The earnings and cash generation supported another large return of capital. Travelers distributed $1.577 billion to shareholders during the quarter, including $1.311 billion of share repurchases. The lower average diluted share count increased per-share earnings growth relative to the increase in aggregate income.
The board also declared a regular quarterly dividend of $1.25 per share, payable on September 30 to shareholders of record on September 10. Capital distributions remain an important part of Travelers’ investment case because the insurer can repurchase stock after funding claims reserves, regulatory capital, organic premium growth and technology spending.
Book value per share was $158.81 at June 30, up 21% from a year earlier and 5% from the end of 2025. Adjusted book value per share, which excludes unrealized investment gains and losses included in equity, rose 16% year over year to $168.20.
Schnitzer said Travelers’ scale and cash generation allowed it to invest in technology, including artificial intelligence, while continuing to return excess capital. Management did not issue a formal annual earnings-per-share forecast but said it remained highly confident in the company’s outlook.

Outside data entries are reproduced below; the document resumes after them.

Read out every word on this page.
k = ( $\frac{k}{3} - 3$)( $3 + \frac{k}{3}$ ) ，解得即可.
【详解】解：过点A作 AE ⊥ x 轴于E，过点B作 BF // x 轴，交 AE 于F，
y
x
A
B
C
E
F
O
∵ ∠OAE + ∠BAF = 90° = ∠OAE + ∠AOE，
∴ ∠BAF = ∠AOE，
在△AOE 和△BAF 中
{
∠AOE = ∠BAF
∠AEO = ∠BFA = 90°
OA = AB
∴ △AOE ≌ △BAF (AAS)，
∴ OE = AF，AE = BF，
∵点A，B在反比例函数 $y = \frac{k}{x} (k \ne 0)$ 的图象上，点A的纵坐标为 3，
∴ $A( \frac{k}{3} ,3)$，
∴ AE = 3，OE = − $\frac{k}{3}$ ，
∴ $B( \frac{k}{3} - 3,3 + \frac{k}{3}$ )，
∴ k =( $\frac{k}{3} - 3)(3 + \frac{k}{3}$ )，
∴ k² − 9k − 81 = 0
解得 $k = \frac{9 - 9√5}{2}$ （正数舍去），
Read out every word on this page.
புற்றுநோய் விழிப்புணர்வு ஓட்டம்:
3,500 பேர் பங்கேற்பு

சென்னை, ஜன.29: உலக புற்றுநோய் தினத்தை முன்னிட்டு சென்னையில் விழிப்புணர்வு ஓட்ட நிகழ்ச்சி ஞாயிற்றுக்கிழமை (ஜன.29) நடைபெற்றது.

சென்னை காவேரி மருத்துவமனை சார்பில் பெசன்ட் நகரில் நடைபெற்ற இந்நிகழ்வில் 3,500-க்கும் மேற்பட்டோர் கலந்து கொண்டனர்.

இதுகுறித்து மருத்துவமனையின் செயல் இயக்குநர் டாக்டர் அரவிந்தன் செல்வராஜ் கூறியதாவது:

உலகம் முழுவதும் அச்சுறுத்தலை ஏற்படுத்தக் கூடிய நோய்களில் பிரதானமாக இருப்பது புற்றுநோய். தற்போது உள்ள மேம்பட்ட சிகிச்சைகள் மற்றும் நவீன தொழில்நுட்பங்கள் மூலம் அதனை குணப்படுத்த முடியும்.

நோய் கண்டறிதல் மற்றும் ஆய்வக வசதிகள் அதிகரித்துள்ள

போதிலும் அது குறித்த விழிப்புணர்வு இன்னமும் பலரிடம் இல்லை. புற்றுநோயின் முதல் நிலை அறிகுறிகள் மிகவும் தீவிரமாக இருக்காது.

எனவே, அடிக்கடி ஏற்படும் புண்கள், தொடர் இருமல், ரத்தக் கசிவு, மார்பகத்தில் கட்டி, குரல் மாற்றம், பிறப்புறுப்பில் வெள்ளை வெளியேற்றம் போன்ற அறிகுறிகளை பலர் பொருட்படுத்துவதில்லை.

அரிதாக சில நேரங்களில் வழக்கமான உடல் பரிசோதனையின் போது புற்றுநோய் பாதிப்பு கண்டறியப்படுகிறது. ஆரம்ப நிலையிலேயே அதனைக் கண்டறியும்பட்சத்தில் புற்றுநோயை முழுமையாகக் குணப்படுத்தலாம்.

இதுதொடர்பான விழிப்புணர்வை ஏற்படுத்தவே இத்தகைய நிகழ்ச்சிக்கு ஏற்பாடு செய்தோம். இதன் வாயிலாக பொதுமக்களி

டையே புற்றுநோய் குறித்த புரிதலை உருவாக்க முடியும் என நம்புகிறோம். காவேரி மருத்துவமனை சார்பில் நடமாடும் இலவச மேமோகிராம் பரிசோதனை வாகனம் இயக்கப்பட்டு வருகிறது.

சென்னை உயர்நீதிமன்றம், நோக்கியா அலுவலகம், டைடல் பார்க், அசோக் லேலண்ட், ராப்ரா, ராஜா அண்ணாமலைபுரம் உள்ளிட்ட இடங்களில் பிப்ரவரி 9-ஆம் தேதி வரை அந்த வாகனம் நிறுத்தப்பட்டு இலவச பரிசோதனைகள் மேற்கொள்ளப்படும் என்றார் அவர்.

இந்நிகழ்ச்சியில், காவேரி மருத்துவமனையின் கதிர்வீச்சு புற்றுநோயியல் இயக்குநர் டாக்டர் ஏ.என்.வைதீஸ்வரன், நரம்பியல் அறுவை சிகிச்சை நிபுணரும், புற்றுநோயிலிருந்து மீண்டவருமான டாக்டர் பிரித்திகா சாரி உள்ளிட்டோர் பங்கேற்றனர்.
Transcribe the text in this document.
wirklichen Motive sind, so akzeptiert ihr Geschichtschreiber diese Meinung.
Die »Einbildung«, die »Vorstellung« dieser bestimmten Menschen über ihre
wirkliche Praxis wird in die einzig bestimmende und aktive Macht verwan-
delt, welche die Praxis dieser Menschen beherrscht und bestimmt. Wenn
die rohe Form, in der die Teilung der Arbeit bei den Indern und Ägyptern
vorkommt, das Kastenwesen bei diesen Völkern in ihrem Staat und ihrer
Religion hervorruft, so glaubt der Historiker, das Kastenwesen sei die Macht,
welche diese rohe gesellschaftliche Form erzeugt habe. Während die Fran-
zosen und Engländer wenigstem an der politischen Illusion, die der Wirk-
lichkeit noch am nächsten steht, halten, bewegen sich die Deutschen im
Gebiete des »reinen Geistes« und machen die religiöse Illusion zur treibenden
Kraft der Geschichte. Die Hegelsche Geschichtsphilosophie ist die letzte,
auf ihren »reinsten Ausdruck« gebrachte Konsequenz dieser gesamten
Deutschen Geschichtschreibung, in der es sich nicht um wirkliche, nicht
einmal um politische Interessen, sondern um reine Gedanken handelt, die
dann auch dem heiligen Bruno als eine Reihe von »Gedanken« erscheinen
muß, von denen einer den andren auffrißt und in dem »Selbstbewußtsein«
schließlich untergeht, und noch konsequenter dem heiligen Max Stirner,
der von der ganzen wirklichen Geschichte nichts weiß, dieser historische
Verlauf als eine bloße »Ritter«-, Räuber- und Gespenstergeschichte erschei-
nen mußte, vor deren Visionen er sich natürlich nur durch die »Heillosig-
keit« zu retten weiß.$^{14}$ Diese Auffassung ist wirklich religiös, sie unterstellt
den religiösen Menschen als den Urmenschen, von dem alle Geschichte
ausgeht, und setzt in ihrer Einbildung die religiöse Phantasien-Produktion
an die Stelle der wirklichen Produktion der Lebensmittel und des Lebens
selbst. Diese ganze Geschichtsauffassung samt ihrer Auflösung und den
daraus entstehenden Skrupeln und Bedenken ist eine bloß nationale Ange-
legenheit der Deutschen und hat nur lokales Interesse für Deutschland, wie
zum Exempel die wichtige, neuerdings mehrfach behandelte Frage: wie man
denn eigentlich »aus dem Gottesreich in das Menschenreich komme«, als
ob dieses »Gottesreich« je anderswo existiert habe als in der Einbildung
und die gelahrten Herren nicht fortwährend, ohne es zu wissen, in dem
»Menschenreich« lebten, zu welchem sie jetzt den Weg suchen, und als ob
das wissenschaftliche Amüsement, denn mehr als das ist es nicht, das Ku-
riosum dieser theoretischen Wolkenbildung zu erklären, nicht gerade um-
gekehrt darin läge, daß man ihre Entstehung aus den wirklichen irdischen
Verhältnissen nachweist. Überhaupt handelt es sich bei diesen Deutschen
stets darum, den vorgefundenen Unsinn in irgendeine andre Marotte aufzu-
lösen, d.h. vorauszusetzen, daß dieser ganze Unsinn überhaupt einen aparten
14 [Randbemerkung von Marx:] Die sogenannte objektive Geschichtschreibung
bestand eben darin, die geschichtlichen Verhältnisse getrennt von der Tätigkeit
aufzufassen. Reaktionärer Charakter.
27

The market’s favorable response reflected both the magnitude of the earnings beat and the quality of the underlying results. Lower weather losses created the largest comparison benefit, but the improvement in the underlying combined ratio, strong commercial retention, higher investment income and favorable reserve experience provided additional support.
The quarter nevertheless does not remove the principal risks facing Travelers and the broader property-and-casualty industry. Catastrophe losses can shift abruptly as the Atlantic hurricane season develops, severe-convective-storm activity remains difficult to predict, and claim inflation can pressure automobile, property and liability reserves. Commercial insurance pricing may also moderate as competitors pursue growth.
Travelers enters those uncertainties with strong current margins and a substantial capital base. The central question for subsequent quarters will be how much of the second-quarter profitability can persist when catastrophe activity normalizes and whether premium growth can accelerate without weakening underwriting discipline. For now, the company’s results establish a high early benchmark for the insurance sector’s second-quarter earnings season.